I get this question in almost every project kickoff: should we use Django or FastAPI? I have shipped production systems with both, including monoliths, microservices and AI backends, and the honest answer is a decision tree, not a fan war.
What Django actually buys you
Django's superpower is not the framework. It is everything you do not have to build:
- The admin. A real, permissioned back office in an afternoon. For content heavy or ops heavy products this alone can save weeks.
- The ORM and migrations. Boring, battle tested, well documented. Junior developers become productive fast.
- Auth, sessions, forms and middleware. Solved problems stay solved.
When a client needs a full product with users, permissions, emails, content and payments on a deadline, Django REST Framework remains brutally effective. The "Django is slow" argument almost never survives contact with reality. Your bottleneck is the database and the network, not framework overhead.
What FastAPI actually buys you
- Async native. When your service spends its life waiting on LLM APIs, external services or websockets, async concurrency is a real, measurable win rather than a benchmark toy.
- Pydantic contracts. Request and response models are typed, validated and self documenting. The OpenAPI docs come free, and frontend teams love them.
- Small surface. A focused service fits in your head. Perfect for microservices with one clear job.
FastAPI is my default for AI serving layers: model inference endpoints, RAG pipelines and streaming responses. That is not fashion. Those workloads are I/O bound and contract heavy, which is exactly FastAPI's home turf.
My actual decision tree
- Is this a full product with users, content and a back office? Django. The admin, ORM and auth trio wins.

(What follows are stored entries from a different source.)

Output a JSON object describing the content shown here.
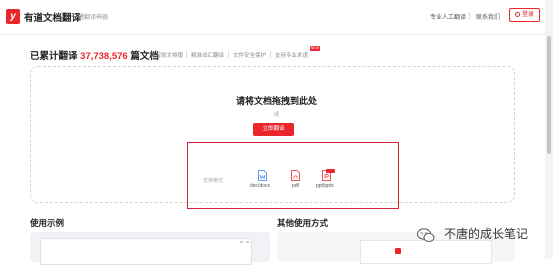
{
  "header": {
    "logo_glyph": "y",
    "app_title": "有道文档翻译",
    "slogan": "一键翻译神器",
    "links": [
      "专业人工翻译",
      "联系我们"
    ],
    "login_label": "登录"
  },
  "stats": {
    "prefix": "已累计翻译",
    "count": "37,738,576",
    "suffix": "篇文档",
    "features": [
      "保留原文排版",
      "精准词汇翻译",
      "文件安全保护",
      "支持专业术语"
    ],
    "new_badge": "NEW"
  },
  "upload": {
    "title": "请将文档拖拽到此处",
    "or_text": "或",
    "button_label": "立即翻译",
    "support_label": "支持格式",
    "formats": [
      {
        "label": "doc/docx",
        "icon": "word-file-icon",
        "color": "#3b7de9"
      },
      {
        "label": "pdf",
        "icon": "pdf-file-icon",
        "color": "#e8262b"
      },
      {
        "label": "ppt/pptx",
        "icon": "ppt-file-icon",
        "color": "#e8262b"
      }
    ]
  },
  "sections": {
    "examples": "使用示例",
    "other_ways": "其他使用方式"
  },
  "watermark": {
    "text": "不唐的成长笔记"
  },
  "colors": {
    "accent": "#e8262b",
    "annotation_box": "#d0262f"
  }
}
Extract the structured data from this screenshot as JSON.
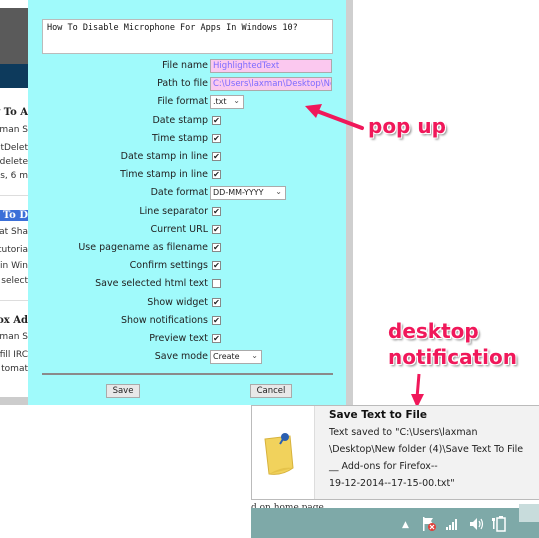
{
  "background_page": {
    "articles": [
      {
        "title": "y To A",
        "author": "xman S",
        "lines": [
          "tDelet",
          "delete",
          "s, 6 m"
        ]
      },
      {
        "title": "y To D",
        "author": "jat Sha",
        "lines": [
          "tutoria",
          "in Win",
          "select"
        ]
      },
      {
        "title": "fox Ad",
        "author": "xman S",
        "lines": [
          "fill IRC",
          "tomat"
        ]
      }
    ]
  },
  "popup": {
    "page_title": "How To Disable Microphone For Apps In Windows 10?",
    "fields": [
      {
        "label": "File name",
        "type": "text",
        "value": "HighlightedText"
      },
      {
        "label": "Path to file",
        "type": "text",
        "value": "C:\\Users\\laxman\\Desktop\\Ne"
      },
      {
        "label": "File format",
        "type": "select",
        "value": ".txt"
      },
      {
        "label": "Date stamp",
        "type": "checkbox",
        "checked": true
      },
      {
        "label": "Time stamp",
        "type": "checkbox",
        "checked": true
      },
      {
        "label": "Date stamp in line",
        "type": "checkbox",
        "checked": true
      },
      {
        "label": "Time stamp in line",
        "type": "checkbox",
        "checked": true
      },
      {
        "label": "Date format",
        "type": "select",
        "value": "DD-MM-YYYY"
      },
      {
        "label": "Line separator",
        "type": "checkbox",
        "checked": true
      },
      {
        "label": "Current URL",
        "type": "checkbox",
        "checked": true
      },
      {
        "label": "Use pagename as filename",
        "type": "checkbox",
        "checked": true
      },
      {
        "label": "Confirm settings",
        "type": "checkbox",
        "checked": true
      },
      {
        "label": "Save selected html text",
        "type": "checkbox",
        "checked": false
      },
      {
        "label": "Show widget",
        "type": "checkbox",
        "checked": true
      },
      {
        "label": "Show notifications",
        "type": "checkbox",
        "checked": true
      },
      {
        "label": "Preview text",
        "type": "checkbox",
        "checked": true
      },
      {
        "label": "Save mode",
        "type": "select",
        "value": "Create"
      }
    ],
    "save_label": "Save",
    "cancel_label": "Cancel",
    "check_glyph": "✔",
    "chevron_glyph": "⌄"
  },
  "annotations": {
    "popup_label": "pop up",
    "notification_label_line1": "desktop",
    "notification_label_line2": "notification",
    "color": "#f0185a"
  },
  "notification": {
    "title": "Save Text to File",
    "lines": [
      "Text saved to \"C:\\Users\\laxman",
      "\\Desktop\\New folder (4)\\Save Text To File",
      "__ Add-ons for Firefox--",
      "19-12-2014--17-15-00.txt\""
    ]
  },
  "under_notification_text": "d on home page",
  "taskbar": {
    "tray_icons": [
      "chevron-up-icon",
      "action-center-flag-icon",
      "network-signal-icon",
      "volume-icon",
      "battery-icon"
    ],
    "color": "#7ea9a8"
  }
}
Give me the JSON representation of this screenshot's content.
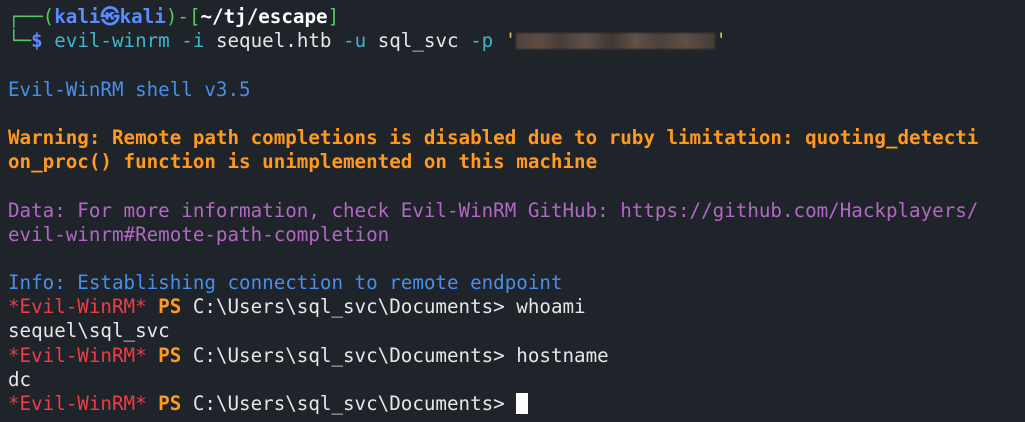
{
  "prompt": {
    "box_top_left": "┌──(",
    "user": "kali",
    "at_symbol": "㉿",
    "host": "kali",
    "separator": ")-[",
    "cwd": "~/tj/escape",
    "close_bracket": "]",
    "box_bottom_left": "└─",
    "dollar": "$ "
  },
  "command": {
    "program": "evil-winrm",
    "flag_i": " -i",
    "host_arg": " sequel.htb",
    "flag_u": " -u",
    "user_arg": " sql_svc",
    "flag_p": " -p",
    "quote_open": " '",
    "quote_close": "'"
  },
  "output": {
    "version": "Evil-WinRM shell v3.5",
    "warning_line1": "Warning: Remote path completions is disabled due to ruby limitation: quoting_detecti",
    "warning_line2": "on_proc() function is unimplemented on this machine",
    "data_line1": "Data: For more information, check Evil-WinRM GitHub: https://github.com/Hackplayers/",
    "data_line2": "evil-winrm#Remote-path-completion",
    "info": "Info: Establishing connection to remote endpoint"
  },
  "session": {
    "marker": "*Evil-WinRM*",
    "ps": " PS",
    "path": " C:\\Users\\sql_svc\\Documents> ",
    "cmd1": "whoami",
    "out1": "sequel\\sql_svc",
    "cmd2": "hostname",
    "out2": "dc"
  },
  "colors": {
    "background": "#1f232a",
    "prompt_green": "#53c85f",
    "user_blue": "#5b8cff",
    "info_blue": "#4a8fe7",
    "warning_orange": "#ff9a1f",
    "data_purple": "#b169c2",
    "marker_red": "#f03d43"
  }
}
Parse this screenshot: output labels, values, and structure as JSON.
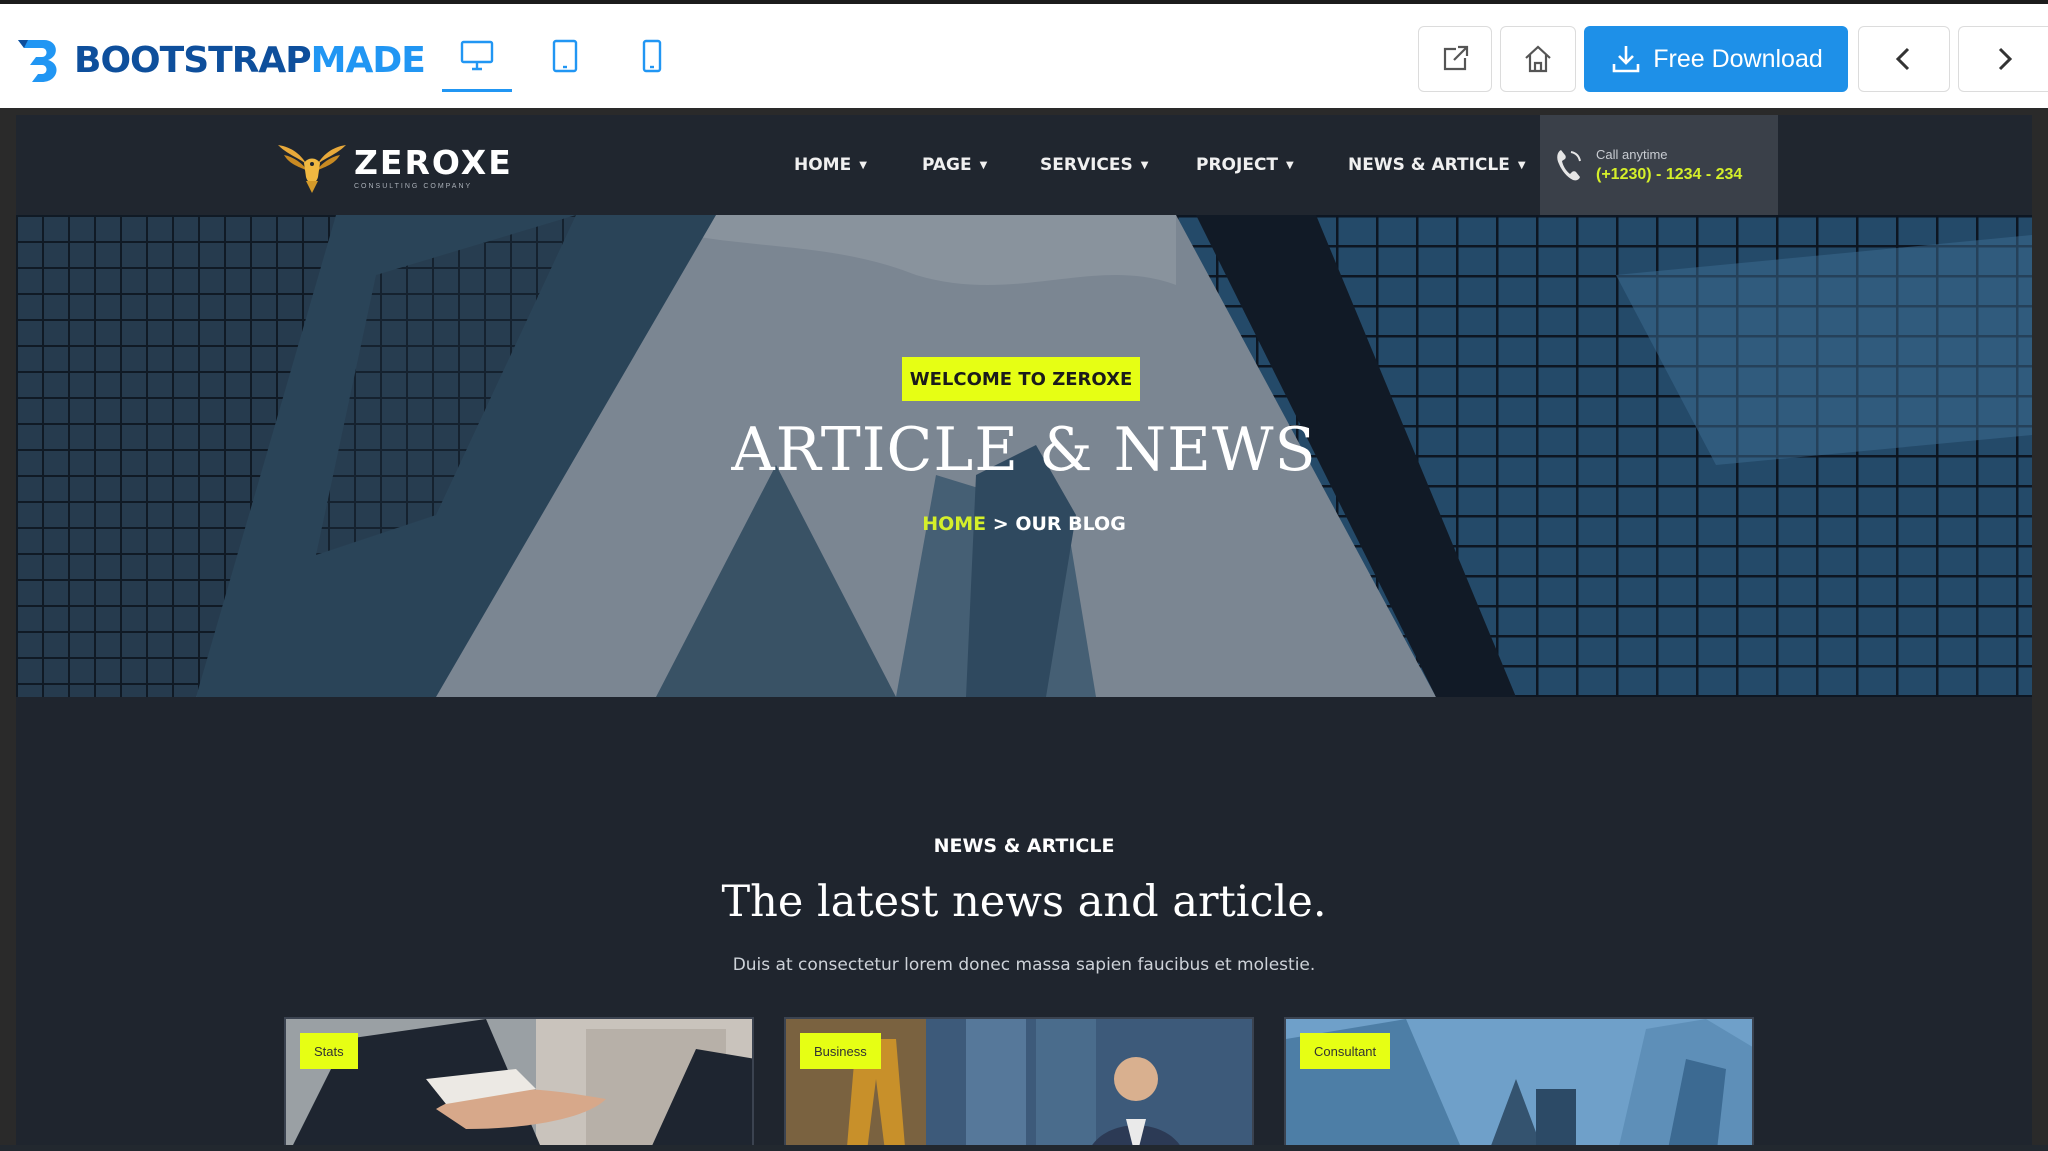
{
  "preview_bar": {
    "brand": {
      "part1": "BOOTSTRAP",
      "part2": "MADE"
    },
    "devices": [
      "desktop-icon",
      "tablet-icon",
      "phone-icon"
    ],
    "download_label": "Free Download"
  },
  "site": {
    "logo": {
      "name": "ZEROXE",
      "tagline": "CONSULTING COMPANY"
    },
    "menu": [
      {
        "label": "HOME"
      },
      {
        "label": "PAGE"
      },
      {
        "label": "SERVICES"
      },
      {
        "label": "PROJECT"
      },
      {
        "label": "NEWS & ARTICLE"
      }
    ],
    "call": {
      "label": "Call anytime",
      "number": "(+1230) - 1234 - 234"
    }
  },
  "hero": {
    "badge": "WELCOME TO ZEROXE",
    "title": "ARTICLE & NEWS",
    "breadcrumb_home": "HOME",
    "breadcrumb_sep": " > ",
    "breadcrumb_current": "OUR BLOG"
  },
  "section": {
    "kicker": "NEWS & ARTICLE",
    "title": "The latest news and article.",
    "description": "Duis at consectetur lorem donec massa sapien faucibus et molestie."
  },
  "cards": [
    {
      "tag": "Stats"
    },
    {
      "tag": "Business"
    },
    {
      "tag": "Consultant"
    }
  ],
  "colors": {
    "accent": "#e6ff14",
    "primary_button": "#1e90e8",
    "dark_bg": "#1f252e"
  }
}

- Is this a focused service, like AI inference, an integration gateway or a websocket hub? FastAPI.
- Is the team mostly juniors? Django. Its conventions are guardrails.
- Is it heavy on external API calls or streaming? FastAPI.
- Genuinely unsure? Django. It is much easier to extract a FastAPI microservice from a Django monolith later than to reinvent Django's batteries inside FastAPI.
The pattern that actually works: both
On a recent healthcare AI platform we ran Django for the core product (accounts, billing, admin and orchestration) with FastAPI microservices for the ML serving layer, and NestJS handling another bounded context. Each tool did the one thing it is best at. Nobody regretted anything.
That is the real answer. Stop looking for the winner and start matching tools to workloads. Your users cannot tell which framework served the response. They can tell whether it shipped on time and works.